RAO projection of left atrium in NavX system. Left: Catheter-based noncontact mapping geometry. Pulmonary veins are separated by color. Right: CT Angiography-based anatomy. In both panels, yellow dots indicate sites of highly fractionated activity by conventional atrial electrograms. Ablation catheter is visible. MV: Mitral Valve prosthesis. Figure 1:Noncontact Mapping Geometry and CT Angiography.
CFAE sites were first localized by inspection of conventional intracardiac electrograms and marked on the CT-geometry image (
Video). Using the St. Jude Medical NavX system, a CFAE map was then constructed using the CFAE-Mean software. Briefly, fibrillatory deflections meeting appropriate frequency and amplitude criteria are gathered at each point over an 8-second collection period. The mean time between these deflections over the period is then calculated and displayed by a color-coded scale, thus generating points and regions of varying degrees of fractionation ( Video).
Merged CT angiogram and catheter-based mapping geometry with CFAE map using the St. Jude Medical NavX system are displayed. Left panel starts in LAO view and right panel in RAO projection. Yellow dots indicate areas of highly fractionated activity by conventional electrograms. Ablation catheter and mechanical mitral valve prosthesis (MV) are demonstrated. Scale to the left indicates average time interval between deflections, in milliseconds (mS). Inter-electrode spacing is indicated at the bottom of the display. Radiofrequency AF ablation was performed successfully.

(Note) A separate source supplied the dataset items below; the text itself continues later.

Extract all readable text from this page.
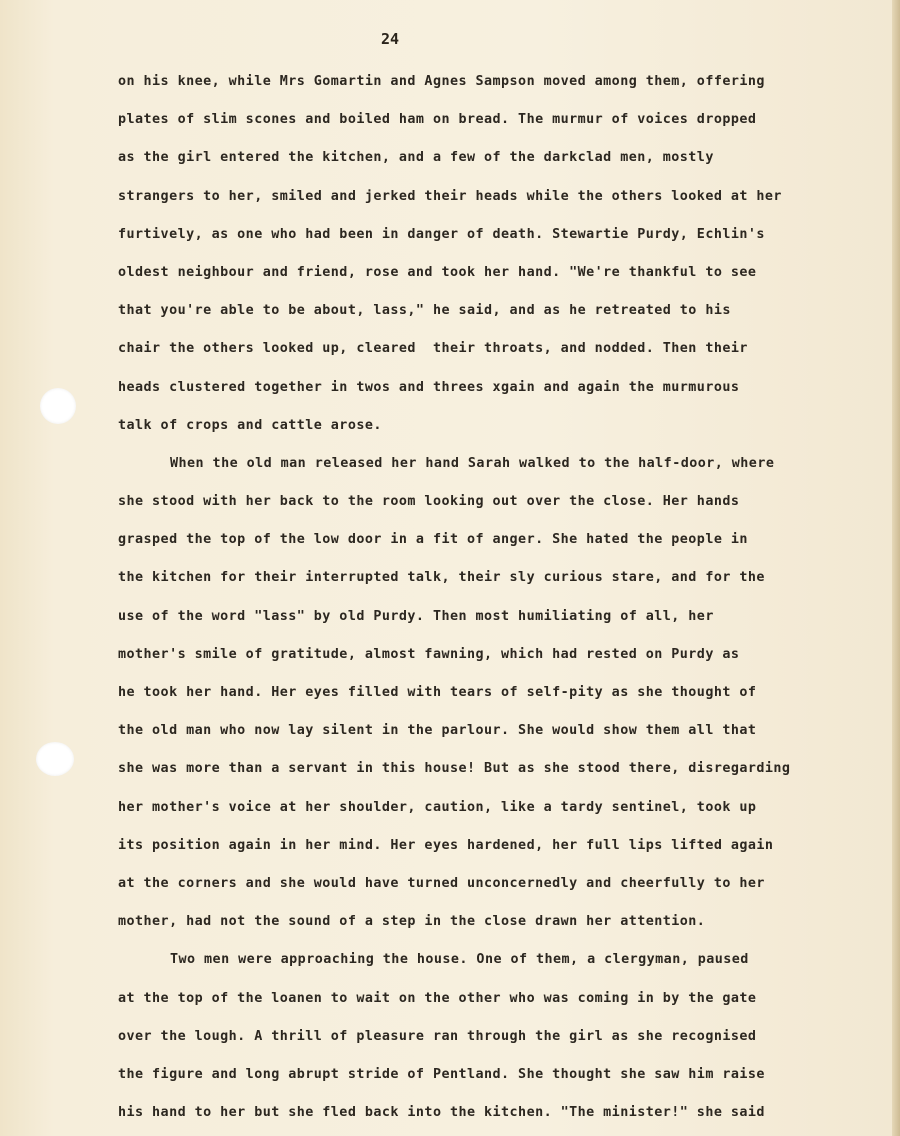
24
on his knee, while Mrs Gomartin and Agnes Sampson moved among them, offering
plates of slim scones and boiled ham on bread. The murmur of voices dropped
as the girl entered the kitchen, and a few of the darkclad men, mostly
strangers to her, smiled and jerked their heads while the others looked at her
furtively, as one who had been in danger of death. Stewartie Purdy, Echlin's
oldest neighbour and friend, rose and took her hand. "We're thankful to see
that you're able to be about, lass," he said, and as he retreated to his
chair the others looked up, cleared  their throats, and nodded. Then their
heads clustered together in twos and threes xgain and again the murmurous
talk of crops and cattle arose.
When the old man released her hand Sarah walked to the half-door, where
she stood with her back to the room looking out over the close. Her hands
grasped the top of the low door in a fit of anger. She hated the people in
the kitchen for their interrupted talk, their sly curious stare, and for the
use of the word "lass" by old Purdy. Then most humiliating of all, her
mother's smile of gratitude, almost fawning, which had rested on Purdy as
he took her hand. Her eyes filled with tears of self-pity as she thought of
the old man who now lay silent in the parlour. She would show them all that
she was more than a servant in this house! But as she stood there, disregarding
her mother's voice at her shoulder, caution, like a tardy sentinel, took up
its position again in her mind. Her eyes hardened, her full lips lifted again
at the corners and she would have turned unconcernedly and cheerfully to her
mother, had not the sound of a step in the close drawn her attention.
Two men were approaching the house. One of them, a clergyman, paused
at the top of the loanen to wait on the other who was coming in by the gate
over the lough. A thrill of pleasure ran through the girl as she recognised
the figure and long abrupt stride of Pentland. She thought she saw him raise
his hand to her but she fled back into the kitchen. "The minister!" she said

Radiofrequency lesions were placed with a 4mm-tip catheter at areas of highly fractionated electrical activity, as indicated on the CFAE map (
Figure 2). Pulmonary vein isolation was also performed, with a final lesion set resembling wide area circumferential ablation (WACA) with a left atrial roof line and a mitral isthmus line. The patient’s AF organized to an atypical flutter, treated with IV ibutilide. Cardioversion then restored sinus rhythm. She has not had any AF recurrences by symptoms or routine EKG monitoring in over 4 months of follow-up.
. Left panel shows ablation catheter tip (ABL-d, bottom) at a region of complex fractionated activity, characterized by continuous electrical activity of multiple variable frequencies, with periods of very short cycle lengths. Fractionation is also seen in the coronary sinus, in contrast to the regular, organized right atrial activity. The right panel demonstrates the same region following 30 seconds of radiofrequency ablation. Nearly all electrical potential has been ablated from the site of the distal tip. Figure 2:Representative Example of Radiofrequency Ablation Lesion Targeting Complex Fractionated Atrial Electrograms
This case presents a successful ablation procedure using the emerging strategy of CFAE-targeted ablative lesions. The highest density of CFAE sites was found to be at the left atrial roof, which was an unexpected finding. This may reflect fractionation as a result of the past atriotomy. It is also possible that the previous rheumatic mitral valve disease had led to atrial scarring in the region of the mitral valve, leaving the atrial roof as the only remaining active area, which was debulked by the ablation procedure. In either case, analysis for CFAE sites guided the procedure in a direction that led to a successful ablation. Although strict CFAE-guided ablation has met with limited success, the addition of pulmonary vein isolation to the procedure has increased efficacy [
2]. Recent evidence suggests that with longstanding persistent AF, a strategy that targets CFAE sites in addition to pulmonary vein isolation leads to higher success rates both at the time of procedure and in long-term maintenance of sinus rhythm [ 3].
Ablation of AF employing a strategy targeting CFAE sites in addition to pulmonary vein isolation can be a curative therapy in patients for whom a substrate modification ablation strategy is appropriate, such as in our example of longstanding persistent AF following mechanical MVR.